Persistency of entanglement and nonlocality in multipartite quantum systems

TL;DR

This paper explores how entanglement and nonlocality in multipartite quantum systems persist under particle loss, introducing a new measure called persistency of nonlocality and analyzing its relation to state symmetry.

Contribution

It defines and investigates the concept of persistency of nonlocality, providing insights into how symmetry affects quantum correlations and proposing device-independent methods to estimate state asymmetry.

Findings

States with maximal persistency exhibit strong nonlocal correlations.

High symmetry in states tends to reduce correlation strength.
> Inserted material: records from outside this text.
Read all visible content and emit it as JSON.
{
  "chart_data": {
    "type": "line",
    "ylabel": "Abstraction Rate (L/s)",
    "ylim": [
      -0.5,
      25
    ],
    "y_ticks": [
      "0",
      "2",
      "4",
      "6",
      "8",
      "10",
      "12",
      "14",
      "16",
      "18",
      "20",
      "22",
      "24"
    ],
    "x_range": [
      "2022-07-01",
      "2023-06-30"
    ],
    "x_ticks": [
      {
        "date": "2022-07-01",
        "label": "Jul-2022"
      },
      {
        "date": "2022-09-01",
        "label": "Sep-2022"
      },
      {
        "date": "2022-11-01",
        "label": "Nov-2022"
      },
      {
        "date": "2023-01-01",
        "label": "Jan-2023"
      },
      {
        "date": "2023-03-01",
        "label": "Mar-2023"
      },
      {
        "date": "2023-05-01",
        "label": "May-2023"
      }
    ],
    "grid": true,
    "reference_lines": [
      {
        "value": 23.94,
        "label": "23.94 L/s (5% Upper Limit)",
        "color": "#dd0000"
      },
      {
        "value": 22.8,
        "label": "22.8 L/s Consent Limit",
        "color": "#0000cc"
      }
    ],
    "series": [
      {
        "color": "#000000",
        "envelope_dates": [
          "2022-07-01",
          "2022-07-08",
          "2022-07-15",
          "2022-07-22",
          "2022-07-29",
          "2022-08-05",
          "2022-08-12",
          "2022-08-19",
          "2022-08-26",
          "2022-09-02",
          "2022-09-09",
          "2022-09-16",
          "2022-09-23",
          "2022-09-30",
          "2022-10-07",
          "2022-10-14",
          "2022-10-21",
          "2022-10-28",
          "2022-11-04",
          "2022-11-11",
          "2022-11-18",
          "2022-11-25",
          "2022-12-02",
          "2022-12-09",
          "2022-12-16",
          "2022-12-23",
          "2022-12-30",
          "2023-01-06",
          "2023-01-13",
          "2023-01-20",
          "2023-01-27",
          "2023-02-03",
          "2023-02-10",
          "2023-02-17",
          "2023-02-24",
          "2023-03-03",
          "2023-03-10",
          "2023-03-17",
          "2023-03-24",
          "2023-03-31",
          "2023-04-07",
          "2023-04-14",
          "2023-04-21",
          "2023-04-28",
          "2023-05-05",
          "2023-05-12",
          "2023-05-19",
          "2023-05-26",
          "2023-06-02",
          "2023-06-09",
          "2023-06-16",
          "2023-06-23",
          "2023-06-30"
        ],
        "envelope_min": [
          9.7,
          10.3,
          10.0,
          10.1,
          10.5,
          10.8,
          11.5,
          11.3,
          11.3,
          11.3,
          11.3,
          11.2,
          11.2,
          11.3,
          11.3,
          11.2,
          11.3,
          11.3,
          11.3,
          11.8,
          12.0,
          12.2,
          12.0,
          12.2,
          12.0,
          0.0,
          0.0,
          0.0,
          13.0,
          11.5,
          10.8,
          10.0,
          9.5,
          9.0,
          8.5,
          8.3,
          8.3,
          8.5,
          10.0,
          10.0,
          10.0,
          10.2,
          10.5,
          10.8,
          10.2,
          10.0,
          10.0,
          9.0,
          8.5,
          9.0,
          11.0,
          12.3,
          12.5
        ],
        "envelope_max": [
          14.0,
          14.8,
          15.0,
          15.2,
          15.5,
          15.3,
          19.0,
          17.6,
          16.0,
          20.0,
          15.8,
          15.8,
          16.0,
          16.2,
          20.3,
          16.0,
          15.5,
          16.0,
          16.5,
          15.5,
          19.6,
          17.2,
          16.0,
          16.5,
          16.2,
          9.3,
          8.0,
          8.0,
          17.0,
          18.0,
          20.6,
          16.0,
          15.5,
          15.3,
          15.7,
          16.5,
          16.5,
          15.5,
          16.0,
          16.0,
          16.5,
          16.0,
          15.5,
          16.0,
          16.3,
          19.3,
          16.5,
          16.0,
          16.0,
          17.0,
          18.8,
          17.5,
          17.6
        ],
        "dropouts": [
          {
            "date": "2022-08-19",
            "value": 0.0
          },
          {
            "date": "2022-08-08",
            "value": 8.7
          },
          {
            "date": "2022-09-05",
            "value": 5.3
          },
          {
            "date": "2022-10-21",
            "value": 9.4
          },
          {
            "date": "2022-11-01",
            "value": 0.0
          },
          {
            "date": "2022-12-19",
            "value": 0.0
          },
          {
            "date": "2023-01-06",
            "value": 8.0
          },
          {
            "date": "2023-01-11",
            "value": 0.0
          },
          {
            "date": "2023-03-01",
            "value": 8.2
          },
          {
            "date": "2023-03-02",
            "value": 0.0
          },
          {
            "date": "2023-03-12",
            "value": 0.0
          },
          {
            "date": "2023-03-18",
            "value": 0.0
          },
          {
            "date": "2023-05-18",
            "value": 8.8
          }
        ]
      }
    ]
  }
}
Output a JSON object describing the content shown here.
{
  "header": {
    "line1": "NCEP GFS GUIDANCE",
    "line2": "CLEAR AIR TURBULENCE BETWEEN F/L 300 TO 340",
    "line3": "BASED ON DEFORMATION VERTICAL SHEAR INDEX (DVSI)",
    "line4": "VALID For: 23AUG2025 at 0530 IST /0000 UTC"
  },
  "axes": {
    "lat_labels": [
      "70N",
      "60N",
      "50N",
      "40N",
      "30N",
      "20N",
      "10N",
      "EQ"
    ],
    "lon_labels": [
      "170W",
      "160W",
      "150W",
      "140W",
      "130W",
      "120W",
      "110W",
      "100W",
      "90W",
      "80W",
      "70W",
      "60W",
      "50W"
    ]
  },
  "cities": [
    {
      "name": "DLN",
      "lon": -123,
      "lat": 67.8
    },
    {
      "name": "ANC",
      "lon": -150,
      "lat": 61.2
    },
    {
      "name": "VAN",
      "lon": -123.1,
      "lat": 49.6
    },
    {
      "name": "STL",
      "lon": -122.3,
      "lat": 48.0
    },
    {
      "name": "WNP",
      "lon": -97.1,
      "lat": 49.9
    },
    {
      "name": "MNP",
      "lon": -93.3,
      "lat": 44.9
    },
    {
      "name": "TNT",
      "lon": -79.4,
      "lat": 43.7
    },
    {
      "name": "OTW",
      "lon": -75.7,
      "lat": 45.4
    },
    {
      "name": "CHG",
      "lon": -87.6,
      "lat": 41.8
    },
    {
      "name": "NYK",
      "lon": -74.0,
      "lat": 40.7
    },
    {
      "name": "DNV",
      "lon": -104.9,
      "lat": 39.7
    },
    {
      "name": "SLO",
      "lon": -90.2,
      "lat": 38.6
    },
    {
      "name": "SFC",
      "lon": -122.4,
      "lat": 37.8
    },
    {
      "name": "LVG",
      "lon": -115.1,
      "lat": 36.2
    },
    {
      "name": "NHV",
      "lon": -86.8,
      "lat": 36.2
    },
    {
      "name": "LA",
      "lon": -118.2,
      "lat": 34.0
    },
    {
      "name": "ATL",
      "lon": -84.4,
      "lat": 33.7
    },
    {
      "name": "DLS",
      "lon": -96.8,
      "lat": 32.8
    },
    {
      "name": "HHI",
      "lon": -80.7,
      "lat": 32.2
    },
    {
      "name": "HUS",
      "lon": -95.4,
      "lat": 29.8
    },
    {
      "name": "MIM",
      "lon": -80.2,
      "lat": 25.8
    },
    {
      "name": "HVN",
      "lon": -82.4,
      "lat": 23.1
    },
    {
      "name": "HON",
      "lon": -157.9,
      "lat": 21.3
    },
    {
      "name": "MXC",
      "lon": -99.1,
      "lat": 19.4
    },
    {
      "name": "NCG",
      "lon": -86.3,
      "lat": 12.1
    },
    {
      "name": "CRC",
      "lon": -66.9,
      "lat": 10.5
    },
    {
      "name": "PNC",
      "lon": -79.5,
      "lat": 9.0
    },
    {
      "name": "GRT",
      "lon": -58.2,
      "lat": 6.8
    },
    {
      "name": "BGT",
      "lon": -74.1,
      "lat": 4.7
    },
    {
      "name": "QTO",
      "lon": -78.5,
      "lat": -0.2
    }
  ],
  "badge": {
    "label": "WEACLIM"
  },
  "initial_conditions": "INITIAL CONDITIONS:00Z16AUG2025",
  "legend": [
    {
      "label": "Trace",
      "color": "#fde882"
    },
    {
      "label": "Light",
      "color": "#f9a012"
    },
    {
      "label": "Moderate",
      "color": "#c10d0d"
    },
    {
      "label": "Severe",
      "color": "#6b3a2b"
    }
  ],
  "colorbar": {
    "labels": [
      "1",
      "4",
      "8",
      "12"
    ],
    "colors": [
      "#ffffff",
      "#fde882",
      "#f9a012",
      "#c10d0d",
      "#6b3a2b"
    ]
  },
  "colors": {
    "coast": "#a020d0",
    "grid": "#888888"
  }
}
The work introduces a device-independent approach to estimate state asymmetry.

Abstract

The behaviour under particle loss of entanglement and nonlocality is investigated in multipartite quantum systems. In particular, we define a notion of persistency of nonlocality, which leads to device-independent tests of persistent entanglement. We investigate the persistency of various classes of multipartite quantum states, exhibiting a variety of different behaviours. A particular attention is devoted to states featuring maximal persistency. Finally we discuss a link between the symmetry of a state and its persistency, illustrating the fact that too much symmetry reduces the strength of correlations among subsystems. These ideas also lead to a device-independent estimation of the asymmetry of a quantum state.